OGDEN — Another former gang member has convinced a judge of his former status to have his name taken off the Ogden Trece Injunction.
Santiago Boney, 33, activated the “opt out” clause in the Trece injunction. leading to 2nd District Judge Ernie Jones ruling he was no longer a Trece.
Officials said Boney is the second Trece to opt out of the injunction. The first was Leland McCubbin, whose removal from the injunction was approved by Jones in April.
In his opt-out motion, Boney wrote he is no longer affiliated with Trece. He said he left the gang in 2002, which included taking a beating, or “getting jumped out,” the gang world’s version of opting out.

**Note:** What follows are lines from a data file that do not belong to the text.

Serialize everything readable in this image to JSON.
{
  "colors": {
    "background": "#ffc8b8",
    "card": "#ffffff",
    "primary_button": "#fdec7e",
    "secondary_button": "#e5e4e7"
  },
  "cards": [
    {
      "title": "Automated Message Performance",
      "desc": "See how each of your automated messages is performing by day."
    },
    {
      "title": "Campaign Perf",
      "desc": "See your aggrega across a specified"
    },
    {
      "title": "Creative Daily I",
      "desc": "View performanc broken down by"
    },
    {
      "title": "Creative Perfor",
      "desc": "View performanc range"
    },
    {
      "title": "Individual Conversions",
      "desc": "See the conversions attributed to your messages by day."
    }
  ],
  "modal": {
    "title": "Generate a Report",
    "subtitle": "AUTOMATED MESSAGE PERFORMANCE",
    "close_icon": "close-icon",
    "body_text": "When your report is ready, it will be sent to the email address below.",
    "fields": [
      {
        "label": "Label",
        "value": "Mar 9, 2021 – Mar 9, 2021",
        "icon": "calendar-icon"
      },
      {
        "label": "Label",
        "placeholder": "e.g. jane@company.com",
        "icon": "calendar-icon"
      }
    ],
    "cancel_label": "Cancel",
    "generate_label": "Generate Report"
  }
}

The Weber County Attorney’s Office reviews the opt-out requests, which includes background checks, and such things such as verifying employment, as well as consulting with the Ogden-Metro Gang Unit. The major requirement to be met is an absence of gang-related crimes for three years.

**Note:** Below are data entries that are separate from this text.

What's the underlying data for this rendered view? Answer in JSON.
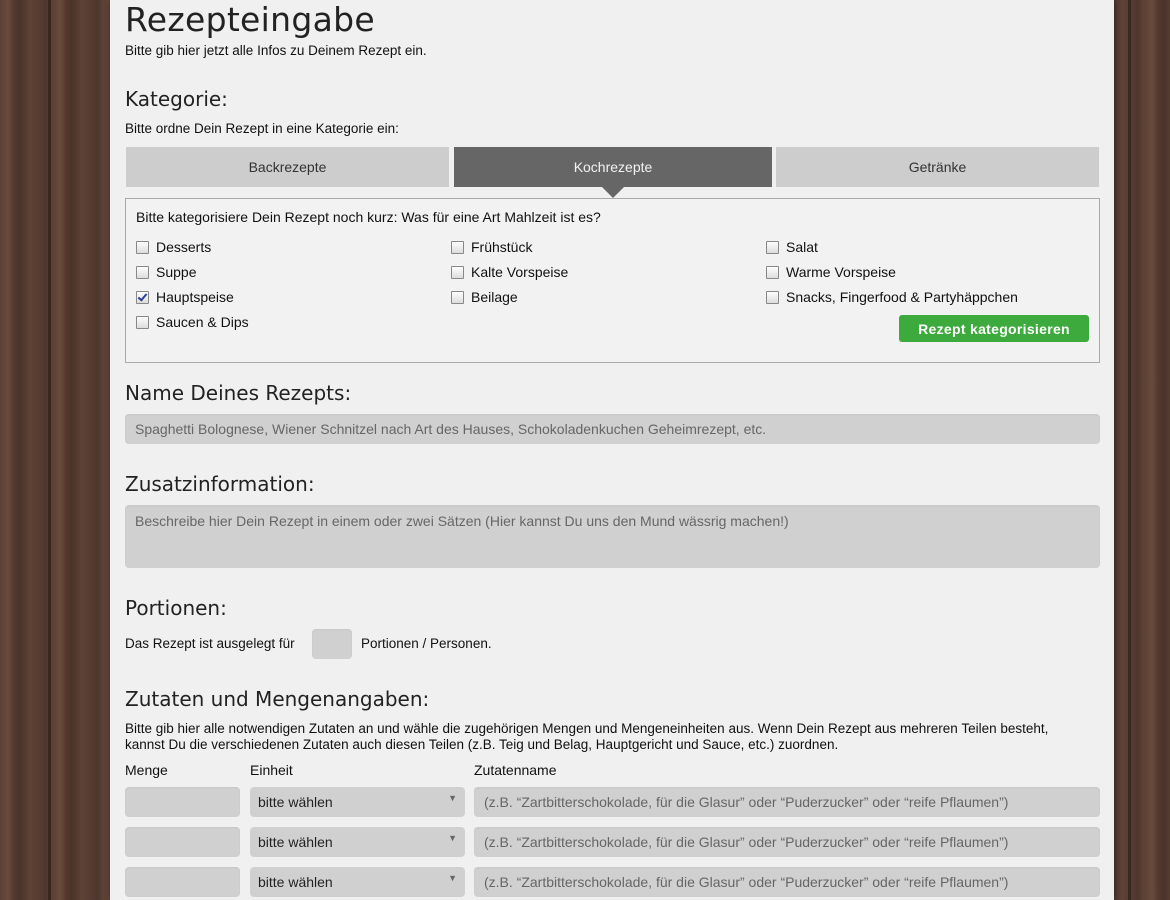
{
  "page": {
    "title": "Rezepteingabe",
    "intro": "Bitte gib hier jetzt alle Infos zu Deinem Rezept ein."
  },
  "kategorie": {
    "heading": "Kategorie:",
    "hint": "Bitte ordne Dein Rezept in eine Kategorie ein:",
    "tabs": [
      "Backrezepte",
      "Kochrezepte",
      "Getränke"
    ],
    "active_tab": "Kochrezepte",
    "question": "Bitte kategorisiere Dein Rezept noch kurz: Was für eine Art Mahlzeit ist es?",
    "options": {
      "desserts": {
        "label": "Desserts",
        "checked": false
      },
      "suppe": {
        "label": "Suppe",
        "checked": false
      },
      "hauptspeise": {
        "label": "Hauptspeise",
        "checked": true
      },
      "saucen": {
        "label": "Saucen & Dips",
        "checked": false
      },
      "fruehstueck": {
        "label": "Frühstück",
        "checked": false
      },
      "kalte": {
        "label": "Kalte Vorspeise",
        "checked": false
      },
      "beilage": {
        "label": "Beilage",
        "checked": false
      },
      "salat": {
        "label": "Salat",
        "checked": false
      },
      "warme": {
        "label": "Warme Vorspeise",
        "checked": false
      },
      "snacks": {
        "label": "Snacks, Fingerfood & Partyhäppchen",
        "checked": false
      }
    },
    "button": "Rezept kategorisieren"
  },
  "name": {
    "heading": "Name Deines Rezepts:",
    "placeholder": "Spaghetti Bolognese, Wiener Schnitzel nach Art des Hauses, Schokoladenkuchen Geheimrezept, etc."
  },
  "zusatz": {
    "heading": "Zusatzinformation:",
    "placeholder": "Beschreibe hier Dein Rezept in einem oder zwei Sätzen (Hier kannst Du uns den Mund wässrig machen!)"
  },
  "portionen": {
    "heading": "Portionen:",
    "before": "Das Rezept ist ausgelegt für",
    "after": "Portionen / Personen.",
    "value": ""
  },
  "zutaten": {
    "heading": "Zutaten und Mengenangaben:",
    "hint_line1": "Bitte gib hier alle notwendigen Zutaten an und wähle die zugehörigen Mengen und Mengeneinheiten aus. Wenn Dein Rezept aus mehreren Teilen besteht,",
    "hint_line2": "kannst Du die verschiedenen Zutaten auch diesen Teilen (z.B. Teig und Belag, Hauptgericht und Sauce, etc.) zuordnen.",
    "col_menge": "Menge",
    "col_einheit": "Einheit",
    "col_name": "Zutatenname",
    "rows": [
      {
        "menge": "",
        "einheit": "bitte wählen",
        "name_placeholder": "(z.B. “Zartbitterschokolade, für die Glasur” oder “Puderzucker” oder “reife Pflaumen”)"
      },
      {
        "menge": "",
        "einheit": "bitte wählen",
        "name_placeholder": "(z.B. “Zartbitterschokolade, für die Glasur” oder “Puderzucker” oder “reife Pflaumen”)"
      },
      {
        "menge": "",
        "einheit": "bitte wählen",
        "name_placeholder": "(z.B. “Zartbitterschokolade, für die Glasur” oder “Puderzucker” oder “reife Pflaumen”)"
      }
    ]
  },
  "icons": {
    "checkbox": "checkbox-icon",
    "caret": "caret-down-icon"
  }
}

Boney’s opt out came one day after Jones ordered the injunction changed from preliminary to permanent status, the biggest legal hurdle to date for the almost two-year-old injunction. Trece lawyers said they would appeal to the Utah Supreme Court, with the Utah ACLU chapter expected to join, although a decision could be a year away.
A first for Utah, the injunction bans Treces from associating with each other in public, or even being in the vicinity of guns, drugs or alcohol in public. It also sets an 11 p.m. curfew for Trece members.